Un diagramme psychrométrique peut sembler intimidant au premier regard, avec ses courbes, ses diagonales et ses échelles multiples. Pourtant, cet outil est l’un des plus pratiques pour comprendre le comportement de l’air humide, diagnostiquer un problème de confort ou dimensionner une solution de ventilation, de chauffage ou de déshumidification.
Le diagramme psychrométrique représente les relations entre plusieurs propriétés de l’air : température, humidité, énergie et saturation. Il est très utilisé en génie climatique, dans le bâtiment, l’industrie, les serres, les piscines ou encore les logements confrontés à des problèmes de condensation.
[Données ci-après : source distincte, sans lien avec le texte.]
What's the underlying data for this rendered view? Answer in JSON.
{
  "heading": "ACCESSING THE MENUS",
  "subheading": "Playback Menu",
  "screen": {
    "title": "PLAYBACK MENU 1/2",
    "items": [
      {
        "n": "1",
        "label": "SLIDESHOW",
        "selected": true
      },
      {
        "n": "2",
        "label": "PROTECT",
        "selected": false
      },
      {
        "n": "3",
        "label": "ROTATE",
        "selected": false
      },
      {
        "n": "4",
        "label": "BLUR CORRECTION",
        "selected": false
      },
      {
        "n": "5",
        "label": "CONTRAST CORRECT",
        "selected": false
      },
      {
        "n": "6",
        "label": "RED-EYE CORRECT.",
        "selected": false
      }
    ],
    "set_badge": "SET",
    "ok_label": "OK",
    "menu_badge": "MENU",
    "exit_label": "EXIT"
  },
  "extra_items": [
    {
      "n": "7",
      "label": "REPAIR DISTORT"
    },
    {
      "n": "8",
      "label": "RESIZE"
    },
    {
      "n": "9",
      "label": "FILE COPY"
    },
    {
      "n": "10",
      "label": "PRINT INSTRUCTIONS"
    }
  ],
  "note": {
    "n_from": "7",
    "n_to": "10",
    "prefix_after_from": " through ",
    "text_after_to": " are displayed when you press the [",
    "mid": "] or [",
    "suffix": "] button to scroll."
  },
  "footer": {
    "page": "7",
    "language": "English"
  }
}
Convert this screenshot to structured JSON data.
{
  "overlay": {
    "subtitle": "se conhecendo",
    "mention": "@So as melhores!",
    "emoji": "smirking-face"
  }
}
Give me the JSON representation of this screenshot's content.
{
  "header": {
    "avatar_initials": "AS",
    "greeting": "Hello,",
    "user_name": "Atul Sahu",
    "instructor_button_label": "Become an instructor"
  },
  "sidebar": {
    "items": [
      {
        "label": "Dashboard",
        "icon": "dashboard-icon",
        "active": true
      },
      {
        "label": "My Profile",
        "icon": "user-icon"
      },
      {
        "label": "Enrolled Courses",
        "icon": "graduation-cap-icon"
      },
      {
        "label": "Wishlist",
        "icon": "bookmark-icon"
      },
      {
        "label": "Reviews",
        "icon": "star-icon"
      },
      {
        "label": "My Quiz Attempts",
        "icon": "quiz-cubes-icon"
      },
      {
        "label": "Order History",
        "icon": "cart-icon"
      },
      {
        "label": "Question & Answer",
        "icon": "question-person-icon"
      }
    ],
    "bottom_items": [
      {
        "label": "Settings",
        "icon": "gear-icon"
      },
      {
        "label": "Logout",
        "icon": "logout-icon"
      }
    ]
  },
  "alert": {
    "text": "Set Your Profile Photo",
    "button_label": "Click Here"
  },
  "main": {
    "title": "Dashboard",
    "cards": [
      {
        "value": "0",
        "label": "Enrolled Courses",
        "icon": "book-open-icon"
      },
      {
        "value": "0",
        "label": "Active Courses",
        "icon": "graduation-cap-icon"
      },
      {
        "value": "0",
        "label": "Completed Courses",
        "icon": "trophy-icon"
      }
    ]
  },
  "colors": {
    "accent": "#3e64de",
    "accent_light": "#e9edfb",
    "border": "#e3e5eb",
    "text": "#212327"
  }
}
Son intérêt est simple : il permet de visualiser, sur une seule feuille, ce qui arrive à l’air lorsqu’on le chauffe, le refroidit, l’humidifie ou le déshumidifie.
Pour le lire correctement, il faut d’abord comprendre que l’air ambiant contient toujours une certaine quantité de vapeur d’eau. Cette quantité varie selon la température : plus l’air est chaud, plus il peut contenir de vapeur avant d’atteindre la saturation. Le diagramme met donc en relation la température de l’air et son niveau d’humidité, mais aussi des notions plus techniques comme l’enthalpie ou le point de rosée.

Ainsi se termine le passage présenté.